Le varici secondarie sono in genere successive alla trombosi del circolo venoso profondo, infatti, in queste situazioni il sangue deve defluire tutto tramite il circolo superficiale e ciò provoca sfaldamento dei piani valvolari con rigonfiamento delle vene superficiali, dolore nelle regioni prossimali, stasi e gonfiore soprattutto distale e serotino, le vene soggette ad ipertensione determinano delle tortuosità chiamate varici.
I principali sintomi sino: pesantezza, gonfiore agli arti inferiori, crampi notturni, cianosi, sensazione di bruciore a livello cutaneo, sensazione di formicolio, sensazione di piedi freddi.
La diagnosi è essenzialmente clinica(prova di Trendeleburg, test di Pertes) e vanno escluse patologie sistemiche che possono essere all’origine del disturbo (patologie renali, cardiache o epatiche); gli esami strumentali ausiliari sono: ecografia e ecocolordoppler.
Le possibili complicanze sono rappresentate dalle flebiti e flebotrombosi.
La terapia può essere sia medica che chirurgica.

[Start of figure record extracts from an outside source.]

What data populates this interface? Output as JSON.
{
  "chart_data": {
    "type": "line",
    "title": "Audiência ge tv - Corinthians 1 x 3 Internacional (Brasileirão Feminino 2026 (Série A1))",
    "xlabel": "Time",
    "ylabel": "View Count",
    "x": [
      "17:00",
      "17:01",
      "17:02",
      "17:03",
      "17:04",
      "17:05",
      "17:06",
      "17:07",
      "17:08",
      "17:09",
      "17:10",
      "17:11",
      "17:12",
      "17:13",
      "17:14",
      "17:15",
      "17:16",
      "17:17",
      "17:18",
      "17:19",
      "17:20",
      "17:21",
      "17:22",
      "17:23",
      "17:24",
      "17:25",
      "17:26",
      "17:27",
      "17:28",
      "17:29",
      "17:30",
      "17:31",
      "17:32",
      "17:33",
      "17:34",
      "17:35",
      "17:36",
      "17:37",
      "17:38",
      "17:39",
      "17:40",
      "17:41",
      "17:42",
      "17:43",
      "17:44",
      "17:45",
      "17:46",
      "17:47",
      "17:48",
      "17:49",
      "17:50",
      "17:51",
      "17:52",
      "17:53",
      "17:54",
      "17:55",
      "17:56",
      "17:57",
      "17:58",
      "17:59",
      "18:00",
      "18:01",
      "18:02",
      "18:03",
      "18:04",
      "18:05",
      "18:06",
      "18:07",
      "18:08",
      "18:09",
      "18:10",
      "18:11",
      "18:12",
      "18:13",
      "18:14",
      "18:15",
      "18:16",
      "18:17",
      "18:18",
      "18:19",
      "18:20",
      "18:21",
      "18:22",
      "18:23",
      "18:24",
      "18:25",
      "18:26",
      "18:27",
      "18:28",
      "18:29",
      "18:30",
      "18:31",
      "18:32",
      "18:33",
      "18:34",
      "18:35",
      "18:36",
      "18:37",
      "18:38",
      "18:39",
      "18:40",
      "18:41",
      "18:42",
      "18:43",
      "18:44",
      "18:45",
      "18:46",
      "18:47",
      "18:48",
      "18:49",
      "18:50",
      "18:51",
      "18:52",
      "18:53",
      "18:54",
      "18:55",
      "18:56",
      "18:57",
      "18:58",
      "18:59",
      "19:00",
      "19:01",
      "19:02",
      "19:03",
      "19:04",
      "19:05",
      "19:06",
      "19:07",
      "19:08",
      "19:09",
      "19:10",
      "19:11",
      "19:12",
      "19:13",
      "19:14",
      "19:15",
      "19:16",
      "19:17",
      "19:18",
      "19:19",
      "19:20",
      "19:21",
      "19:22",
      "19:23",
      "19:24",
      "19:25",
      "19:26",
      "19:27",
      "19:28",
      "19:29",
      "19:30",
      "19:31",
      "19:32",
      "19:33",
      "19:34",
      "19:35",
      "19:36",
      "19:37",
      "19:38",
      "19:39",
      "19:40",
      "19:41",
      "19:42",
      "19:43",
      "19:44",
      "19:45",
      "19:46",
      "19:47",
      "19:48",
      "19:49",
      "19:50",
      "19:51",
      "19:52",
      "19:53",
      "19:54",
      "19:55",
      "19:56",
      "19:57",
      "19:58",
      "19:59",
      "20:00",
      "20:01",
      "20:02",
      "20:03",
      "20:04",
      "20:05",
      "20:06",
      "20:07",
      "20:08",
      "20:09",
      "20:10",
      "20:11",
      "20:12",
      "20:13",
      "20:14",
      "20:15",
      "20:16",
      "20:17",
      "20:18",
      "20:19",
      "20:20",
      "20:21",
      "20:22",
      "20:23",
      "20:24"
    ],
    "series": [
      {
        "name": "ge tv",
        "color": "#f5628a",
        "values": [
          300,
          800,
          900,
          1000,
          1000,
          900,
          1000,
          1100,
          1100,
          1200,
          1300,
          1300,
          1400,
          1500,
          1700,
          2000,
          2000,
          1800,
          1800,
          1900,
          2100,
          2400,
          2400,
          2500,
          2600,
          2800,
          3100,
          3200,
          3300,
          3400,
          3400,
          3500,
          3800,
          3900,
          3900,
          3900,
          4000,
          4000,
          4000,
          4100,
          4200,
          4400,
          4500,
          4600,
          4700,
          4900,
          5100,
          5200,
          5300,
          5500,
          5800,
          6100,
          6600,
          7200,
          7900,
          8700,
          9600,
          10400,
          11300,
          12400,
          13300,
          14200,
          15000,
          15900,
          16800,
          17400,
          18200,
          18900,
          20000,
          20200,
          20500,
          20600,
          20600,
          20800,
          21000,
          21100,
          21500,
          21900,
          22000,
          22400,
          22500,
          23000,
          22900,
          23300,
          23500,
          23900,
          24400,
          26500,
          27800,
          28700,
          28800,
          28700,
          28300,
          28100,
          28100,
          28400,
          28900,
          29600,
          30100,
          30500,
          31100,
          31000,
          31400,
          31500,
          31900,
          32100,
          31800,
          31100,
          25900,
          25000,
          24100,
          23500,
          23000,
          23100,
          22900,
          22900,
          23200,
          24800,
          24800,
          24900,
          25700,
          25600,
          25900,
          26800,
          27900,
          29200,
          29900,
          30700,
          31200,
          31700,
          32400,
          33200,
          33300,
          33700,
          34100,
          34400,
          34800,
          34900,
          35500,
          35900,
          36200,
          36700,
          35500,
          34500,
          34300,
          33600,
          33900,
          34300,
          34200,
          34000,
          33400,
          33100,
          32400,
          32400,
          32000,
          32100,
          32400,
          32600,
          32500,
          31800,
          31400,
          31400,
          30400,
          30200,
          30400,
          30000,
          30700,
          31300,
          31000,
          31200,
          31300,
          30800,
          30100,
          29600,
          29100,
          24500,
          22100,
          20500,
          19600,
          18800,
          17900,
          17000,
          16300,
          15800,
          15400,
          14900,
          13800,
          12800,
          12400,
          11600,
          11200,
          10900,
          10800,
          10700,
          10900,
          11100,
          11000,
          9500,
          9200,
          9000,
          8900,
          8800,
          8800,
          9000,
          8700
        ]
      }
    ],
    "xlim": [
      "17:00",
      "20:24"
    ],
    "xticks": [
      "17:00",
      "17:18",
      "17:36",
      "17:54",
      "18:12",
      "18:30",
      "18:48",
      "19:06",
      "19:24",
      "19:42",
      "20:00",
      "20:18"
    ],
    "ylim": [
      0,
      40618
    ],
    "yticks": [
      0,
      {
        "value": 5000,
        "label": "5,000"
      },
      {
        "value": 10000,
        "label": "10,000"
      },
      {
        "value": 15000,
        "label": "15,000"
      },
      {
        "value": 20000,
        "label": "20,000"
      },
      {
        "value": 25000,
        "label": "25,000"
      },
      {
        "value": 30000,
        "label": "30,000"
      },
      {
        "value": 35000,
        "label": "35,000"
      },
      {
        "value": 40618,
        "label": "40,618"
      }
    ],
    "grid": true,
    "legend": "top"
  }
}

La terapia medica prevede l’uso di calze elasto-contentive, i farmaci non possono guarire la disfunzione valvolare, ma possono contrastare la sintomatologia. La terapia chirurgica può essere effettuata con tecnica endovasale che prevede l’uso di una fibra ottica che agisce fisicamente(laser= calore) sulla parete del vaso determinandone l’obliterazione; controindicazione assoluta è la pregressa terapia sclerosante o l’aver sofferto di tromboflebite. La tecnica tradizionale prevede l’asportazione della grande safena e la rimozione dei gavaccioli varicosi.